毒親も横暴な教師も撃退! 小さな大天才が繰り広げる痛快な仕返し物語

文芸・カルチャー

公開日:2022/10/1

マチルダは小さな大天才
マチルダは小さな大天才』(ロアルド・ダール/評論社)

 生きていると、時折どうしようもなくタチの悪い人間や、いくら頑張っても分かり合えない人たちがいる。それが関わらなくてもいい相手なら遠ざければいいが、時としてそうはいかない状況も発生する。ましてやそれが、両親や学校の先生だったら――。

マチルダは小さな大天才』(ロアルド・ダール/評論社)は、1人の小さな少女が、そんな逆境や理不尽に立ち向かう物語。著者であるロアルド・ダールは、2005年に映画化され話題となった『チャーリーとチョコレート工場』などを手掛けるイギリスの小説家。

 本作品の主人公は、3歳になる前に字が読めるようになり、4歳で有名な文学作品を読みこなす天才少女、マチルダ・ワームウッド。
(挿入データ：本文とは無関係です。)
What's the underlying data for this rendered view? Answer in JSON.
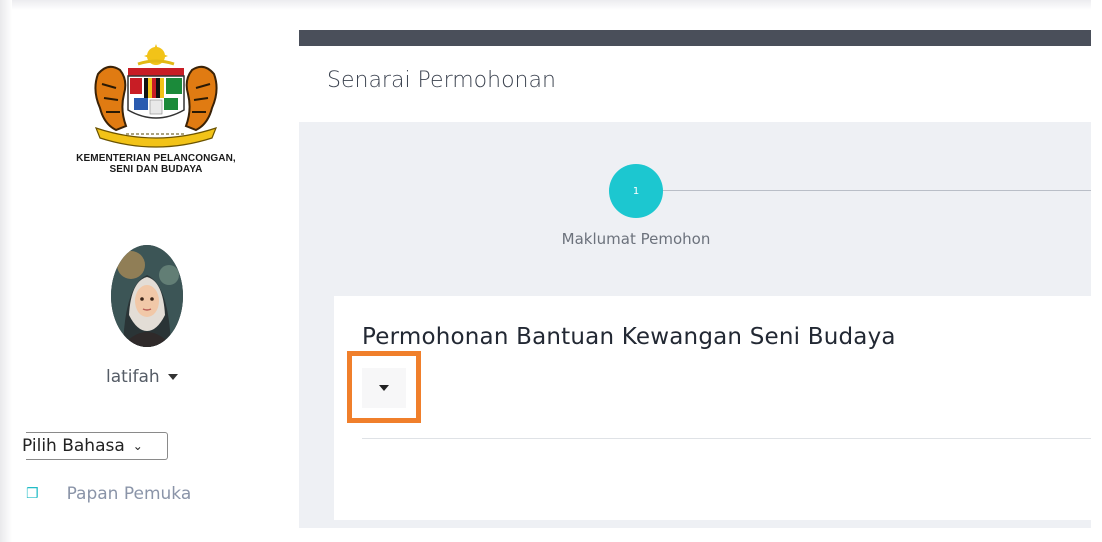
{
  "sidebar": {
    "ministry_line1": "KEMENTERIAN PELANCONGAN,",
    "ministry_line2": "SENI DAN BUDAYA",
    "username": "latifah",
    "language": "Pilih Bahasa",
    "nav": [
      {
        "label": "Papan Pemuka",
        "icon": "dashboard-icon"
      }
    ]
  },
  "main": {
    "page_title": "Senarai Permohonan",
    "stepper": [
      {
        "number": "1",
        "label": "Maklumat Pemohon"
      }
    ],
    "card_title": "Permohonan Bantuan Kewangan Seni Budaya"
  },
  "colors": {
    "accent": "#1cc7d0",
    "topbar": "#4a4f5a",
    "highlight": "#f07f2b"
  }
}
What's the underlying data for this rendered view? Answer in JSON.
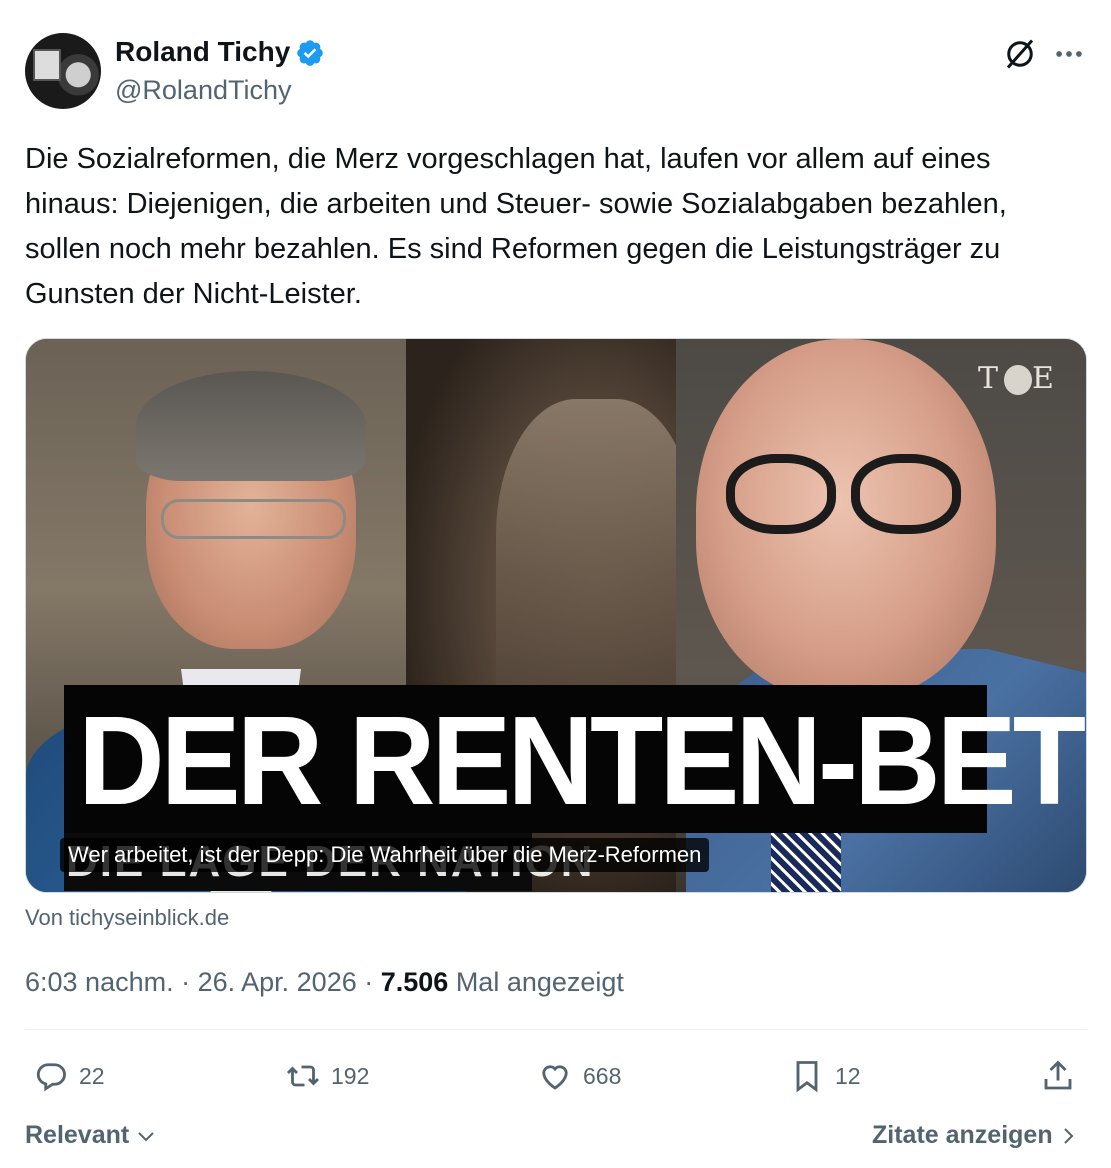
{
  "author": {
    "name": "Roland Tichy",
    "handle": "@RolandTichy",
    "verified_color": "#1d9bf0"
  },
  "tweet": {
    "text": "Die Sozialreformen, die Merz vorgeschlagen hat, laufen vor allem auf eines hinaus: Diejenigen, die arbeiten und Steuer- sowie Sozialabgaben bezahlen, sollen noch mehr bezahlen. Es sind Reformen gegen die Leistungsträger zu Gunsten der Nicht-Leister."
  },
  "card": {
    "headline_image_text": "DER RENTEN-BETRUG",
    "sub_image_text": "DIE LAGE DER NATION",
    "logo_text": "E",
    "caption": "Wer arbeitet, ist der Depp: Die Wahrheit über die Merz-Reformen",
    "source": "Von tichyseinblick.de"
  },
  "meta": {
    "time": "6:03 nachm.",
    "sep1": " · ",
    "date": "26. Apr. 2026",
    "sep2": " · ",
    "views": "7.506",
    "views_label": " Mal angezeigt"
  },
  "actions": {
    "replies": "22",
    "reposts": "192",
    "likes": "668",
    "bookmarks": "12"
  },
  "icons": [
    "verified-badge-icon",
    "grok-icon",
    "more-icon",
    "reply-icon",
    "repost-icon",
    "like-icon",
    "bookmark-icon",
    "share-icon",
    "chevron-down-icon",
    "chevron-right-icon"
  ],
  "footer": {
    "sort_label": "Relevant",
    "quotes_label": "Zitate anzeigen"
  }
}
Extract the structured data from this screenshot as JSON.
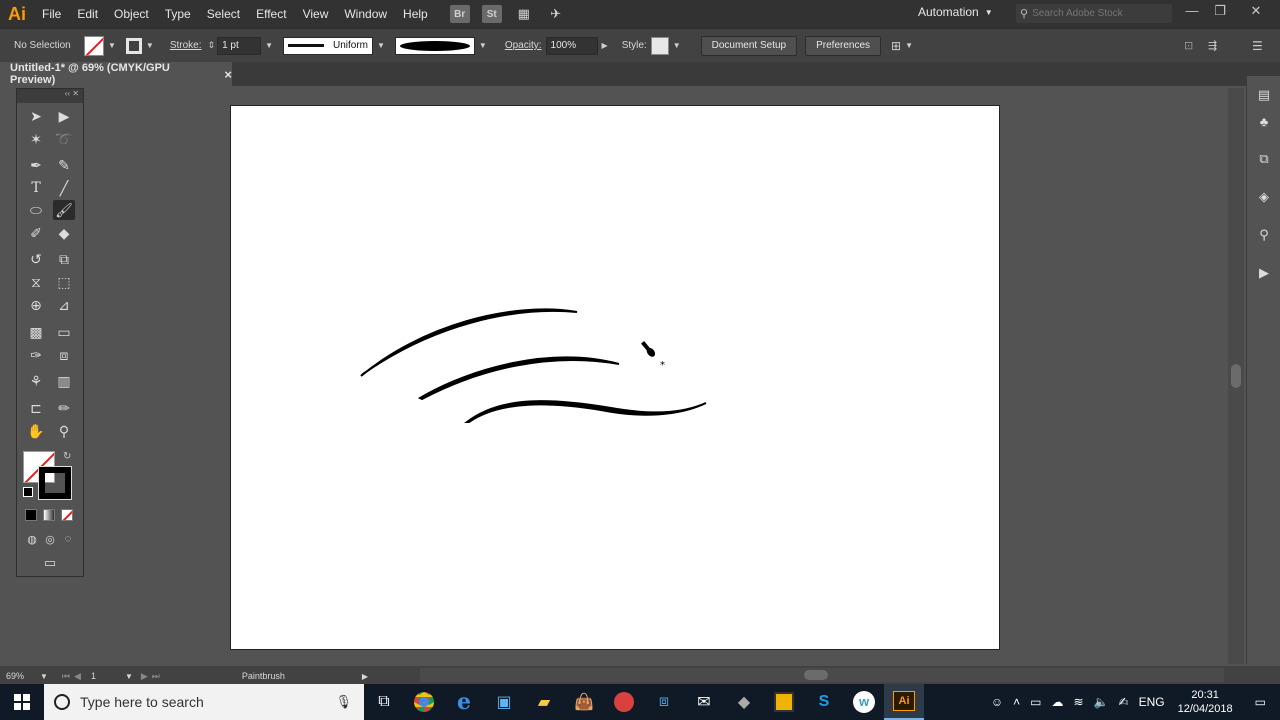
{
  "app": {
    "logo": "Ai",
    "menu": [
      "File",
      "Edit",
      "Object",
      "Type",
      "Select",
      "Effect",
      "View",
      "Window",
      "Help"
    ],
    "bridge_label": "Br",
    "stock_label": "St",
    "workspace": "Automation",
    "search_placeholder": "Search Adobe Stock"
  },
  "control": {
    "selection": "No Selection",
    "stroke_label": "Stroke:",
    "stroke_weight": "1 pt",
    "profile": "Uniform",
    "opacity_label": "Opacity:",
    "opacity": "100%",
    "style_label": "Style:",
    "document_setup": "Document Setup",
    "preferences": "Preferences"
  },
  "document": {
    "tab_title": "Untitled-1* @ 69% (CMYK/GPU Preview)",
    "close": "×"
  },
  "status": {
    "zoom": "69%",
    "artboard": "1",
    "tool": "Paintbrush"
  },
  "taskbar": {
    "search_placeholder": "Type here to search",
    "lang": "ENG",
    "time": "20:31",
    "date": "12/04/2018",
    "ai_label": "Ai"
  },
  "colors": {
    "accent": "#ff9a00",
    "ui_dark": "#323232",
    "ui_panel": "#535353",
    "stroke": "#000000"
  }
}
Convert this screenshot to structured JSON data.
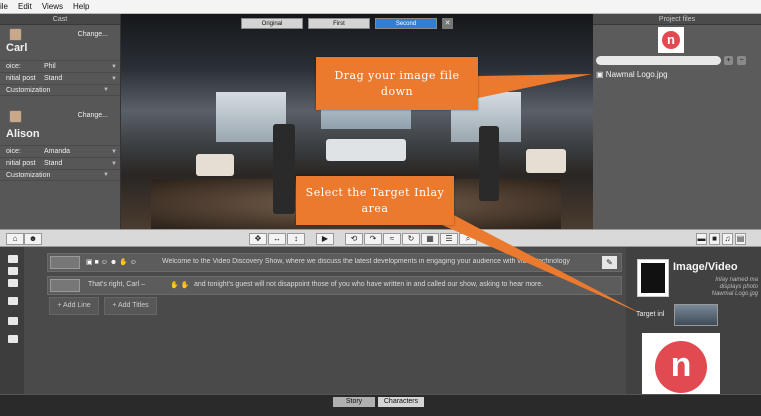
{
  "menu": {
    "items": [
      "ile",
      "Edit",
      "Views",
      "Help"
    ]
  },
  "cast": {
    "title": "Cast",
    "characters": [
      {
        "name": "Carl",
        "change_label": "Change...",
        "voice_key": "oice:",
        "voice_value": "Phil",
        "post_key": "nitial post",
        "post_value": "Stand",
        "custom_label": "Customization"
      },
      {
        "name": "Alison",
        "change_label": "Change...",
        "voice_key": "oice:",
        "voice_value": "Amanda",
        "post_key": "nitial post",
        "post_value": "Stand",
        "custom_label": "Customization"
      }
    ]
  },
  "stage": {
    "tabs": [
      "Original",
      "First",
      "Second"
    ],
    "selected_tab": "Second",
    "close_label": "✕"
  },
  "files": {
    "title": "Project files",
    "logo_letter": "n",
    "add_label": "+",
    "remove_label": "−",
    "file_name": "Nawmal Logo.jpg"
  },
  "story": {
    "lines": [
      {
        "text": "Welcome to the Video Discovery Show, where we discuss the latest developments in engaging your audience with video technology"
      },
      {
        "text_prefix": "That's right, Carl –",
        "text": "and tonight's guest will not disappoint those of you who have written in and called our show, asking to hear more."
      }
    ],
    "add_line_label": "+ Add Line",
    "add_titles_label": "+ Add Titles"
  },
  "props": {
    "title": "Image/Video",
    "desc": [
      "Inlay named ma",
      "displays photo",
      "Nawmal Logo.jpg"
    ],
    "target_label": "Target inl",
    "logo_letter": "n"
  },
  "bottom_tabs": [
    "Story",
    "Characters"
  ],
  "callouts": {
    "drag": "Drag your image file down",
    "select": "Select the Target Inlay area"
  },
  "colors": {
    "accent": "#2f7fd6",
    "callout": "#ec7a2e",
    "logo": "#e24a52"
  }
}
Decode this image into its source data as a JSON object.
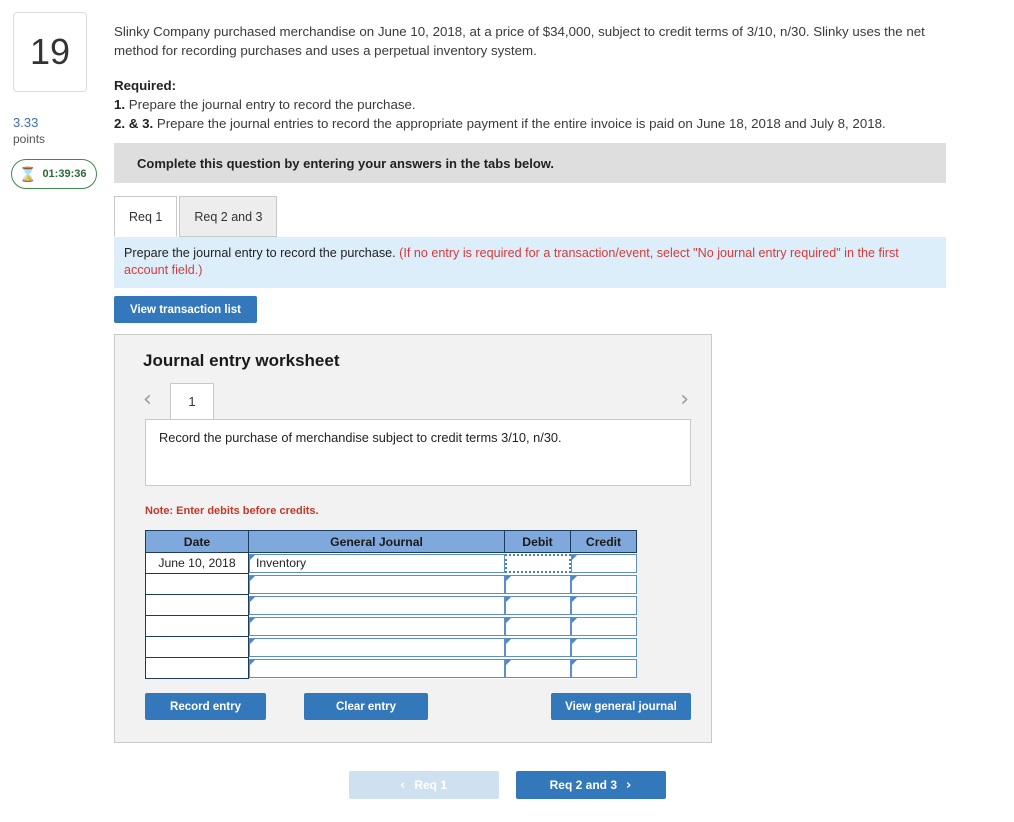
{
  "left_rail": {
    "question_number": "19",
    "points_value": "3.33",
    "points_label": "points",
    "timer": "01:39:36",
    "timer_icon": "hourglass-icon"
  },
  "question": {
    "body": "Slinky Company purchased merchandise on June 10, 2018, at a price of $34,000, subject to credit terms of 3/10, n/30. Slinky uses the net method for recording purchases and uses a perpetual inventory system.",
    "required_heading": "Required:",
    "req1_lead": "1.",
    "req1_text": " Prepare the journal entry to record the purchase.",
    "req23_lead": "2. & 3.",
    "req23_text": " Prepare the journal entries to record the appropriate payment if the entire invoice is paid on June 18, 2018 and July 8, 2018."
  },
  "banner": {
    "text": "Complete this question by entering your answers in the tabs below."
  },
  "tabs": [
    {
      "label": "Req 1",
      "active": true
    },
    {
      "label": "Req 2 and 3",
      "active": false
    }
  ],
  "instruction": {
    "black_text": "Prepare the journal entry to record the purchase. ",
    "red_text": "(If no entry is required for a transaction/event, select \"No journal entry required\" in the first account field.)"
  },
  "toolbar": {
    "view_transaction_list_label": "View transaction list"
  },
  "worksheet": {
    "title": "Journal entry worksheet",
    "pager": {
      "prev_icon": "chevron-left-icon",
      "next_icon": "chevron-right-icon",
      "current_page": "1"
    },
    "transaction_description": "Record the purchase of merchandise subject to credit terms 3/10, n/30.",
    "note": "Note: Enter debits before credits.",
    "table": {
      "headers": [
        "Date",
        "General Journal",
        "Debit",
        "Credit"
      ],
      "rows": [
        {
          "date": "June 10, 2018",
          "general_journal": "Inventory",
          "debit": "",
          "credit": "",
          "debit_selected": true
        },
        {
          "date": "",
          "general_journal": "",
          "debit": "",
          "credit": "",
          "debit_selected": false
        },
        {
          "date": "",
          "general_journal": "",
          "debit": "",
          "credit": "",
          "debit_selected": false
        },
        {
          "date": "",
          "general_journal": "",
          "debit": "",
          "credit": "",
          "debit_selected": false
        },
        {
          "date": "",
          "general_journal": "",
          "debit": "",
          "credit": "",
          "debit_selected": false
        },
        {
          "date": "",
          "general_journal": "",
          "debit": "",
          "credit": "",
          "debit_selected": false
        }
      ]
    },
    "buttons": {
      "record_entry": "Record entry",
      "clear_entry": "Clear entry",
      "view_general_journal": "View general journal"
    }
  },
  "bottom_nav": {
    "prev_label": "Req 1",
    "next_label": "Req 2 and 3",
    "prev_icon": "chevron-left-icon",
    "next_icon": "chevron-right-icon"
  },
  "colors": {
    "primary_blue": "#3478bc",
    "table_header_blue": "#7fa9dc",
    "instruction_bg": "#ddeefb",
    "banner_gray": "#dedede",
    "red_text": "#d83a3a",
    "timer_green": "#3f8a4f"
  }
}
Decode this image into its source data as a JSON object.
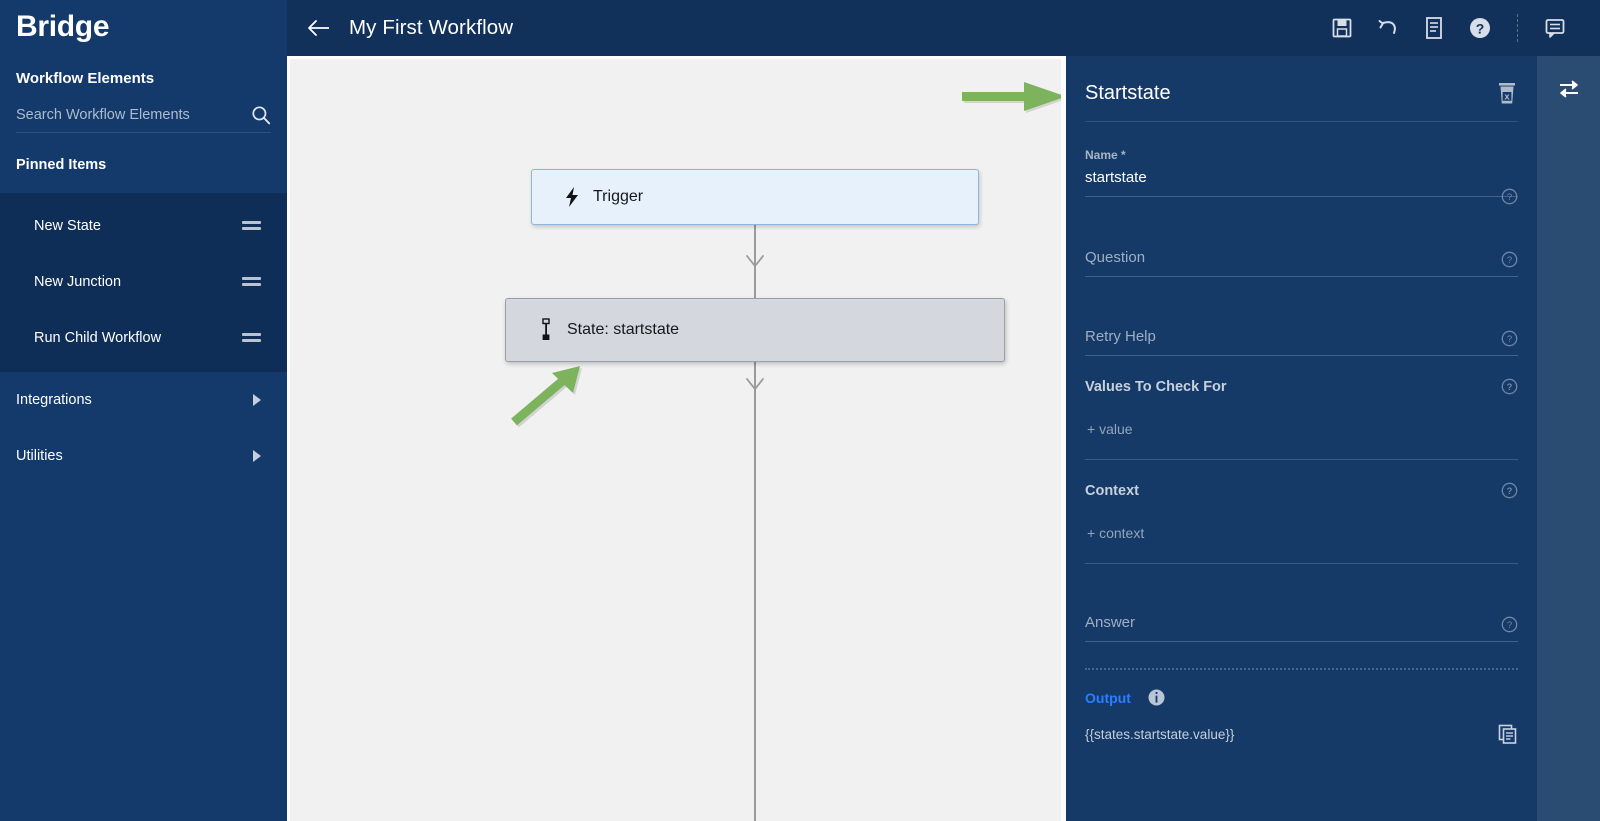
{
  "sidebar": {
    "brand": "Bridge",
    "section_title": "Workflow Elements",
    "search": {
      "placeholder": "Search Workflow Elements",
      "value": "",
      "icon": "search-icon"
    },
    "pinned_title": "Pinned Items",
    "pinned_items": [
      {
        "label": "New State",
        "handle_icon": "drag-handle-icon"
      },
      {
        "label": "New Junction",
        "handle_icon": "drag-handle-icon"
      },
      {
        "label": "Run Child Workflow",
        "handle_icon": "drag-handle-icon"
      }
    ],
    "nav_items": [
      {
        "label": "Integrations",
        "icon": "chevron-right-icon"
      },
      {
        "label": "Utilities",
        "icon": "chevron-right-icon"
      }
    ],
    "colors": {
      "background": "#143A6B",
      "pinned_background": "#0F2E57"
    }
  },
  "topbar": {
    "back_icon": "arrow-left-icon",
    "title": "My First Workflow",
    "tools": [
      {
        "name": "save-button",
        "icon": "save-floppy-icon"
      },
      {
        "name": "undo-button",
        "icon": "undo-arrow-icon"
      },
      {
        "name": "notes-button",
        "icon": "document-lines-icon"
      },
      {
        "name": "help-button",
        "icon": "question-circle-icon"
      },
      {
        "name": "comments-button",
        "icon": "comment-lines-icon"
      }
    ],
    "colors": {
      "background": "#11305A"
    }
  },
  "canvas": {
    "background": "#F1F1F1",
    "nodes": [
      {
        "id": "trigger",
        "label": "Trigger",
        "icon": "lightning-bolt-icon",
        "fill": "#E7F1FB",
        "border": "#8FB6DC"
      },
      {
        "id": "startstate",
        "label": "State: startstate",
        "icon": "state-pin-icon",
        "fill": "#D4D8DE",
        "border": "#9AA0A8"
      }
    ],
    "annotations": [
      {
        "name": "green-arrow-right",
        "color": "#7CB35C",
        "direction": "right"
      },
      {
        "name": "green-arrow-diagonal",
        "color": "#7CB35C",
        "direction": "up-right"
      }
    ]
  },
  "right_panel": {
    "title": "Startstate",
    "delete_icon": "trash-icon",
    "fields": [
      {
        "name": "name",
        "label": "Name *",
        "value": "startstate",
        "placeholder": "",
        "help_icon": "question-circle-outline-icon"
      },
      {
        "name": "question",
        "label": "",
        "value": "",
        "placeholder": "Question",
        "help_icon": "question-circle-outline-icon"
      },
      {
        "name": "retry-help",
        "label": "",
        "value": "",
        "placeholder": "Retry Help",
        "help_icon": "question-circle-outline-icon"
      }
    ],
    "list_fields": [
      {
        "name": "values-to-check-for",
        "label": "Values To Check For",
        "add_label": "+ value",
        "help_icon": "question-circle-outline-icon"
      },
      {
        "name": "context",
        "label": "Context",
        "add_label": "+ context",
        "help_icon": "question-circle-outline-icon"
      }
    ],
    "answer_field": {
      "name": "answer",
      "label": "",
      "value": "",
      "placeholder": "Answer",
      "help_icon": "question-circle-outline-icon"
    },
    "output": {
      "label": "Output",
      "info_icon": "info-circle-icon",
      "value": "{{states.startstate.value}}",
      "copy_icon": "copy-icon",
      "label_color": "#2A7FFF"
    },
    "colors": {
      "background": "#163A68",
      "rule": "#40628C"
    }
  },
  "rail": {
    "toggle_icon": "swap-arrows-icon",
    "background": "#2A4C72"
  }
}
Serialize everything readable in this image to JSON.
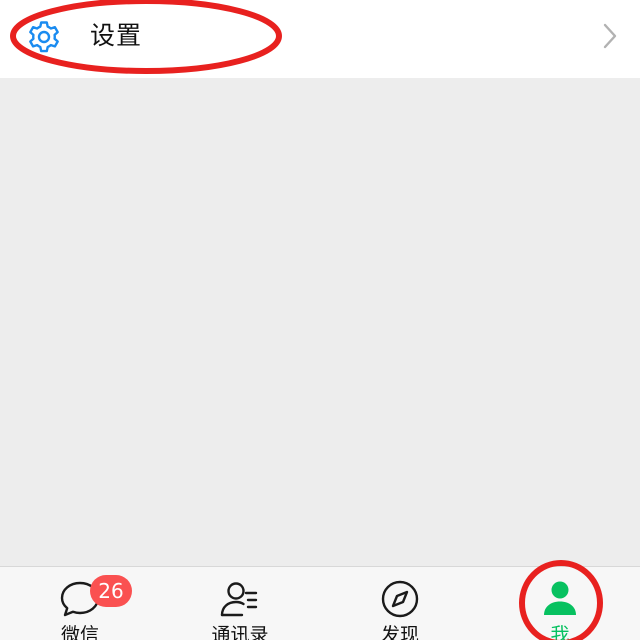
{
  "settings": {
    "label": "设置",
    "icon": "gear-icon",
    "chevron_icon": "chevron-right-icon",
    "icon_color": "#1a8bf0"
  },
  "tab_bar": {
    "active_color": "#07c160",
    "badge_color": "#fa5151",
    "tabs": [
      {
        "label": "微信",
        "icon": "chat-bubble-icon",
        "badge": "26",
        "active": false
      },
      {
        "label": "通讯录",
        "icon": "contacts-icon",
        "active": false
      },
      {
        "label": "发现",
        "icon": "compass-icon",
        "active": false
      },
      {
        "label": "我",
        "icon": "person-icon",
        "active": true
      }
    ]
  },
  "annotations": {
    "color": "#e8211f"
  }
}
マチルダは、自動車売買業を営むワームウッド家の娘として何不自由ない生活を送っていた。しかし、この家には大きな問題があった。それは、父親であるミスター・ワームウッドはとんでもない詐欺師で、母親はテレビとビンゴにしか興味がない愚かな夫妻であったこと。そして何より、マチルダを「物知らずのチビのばか」と、ことあるごとに罵倒する、彼女の才能に気づかず見向きもしない親だということだ。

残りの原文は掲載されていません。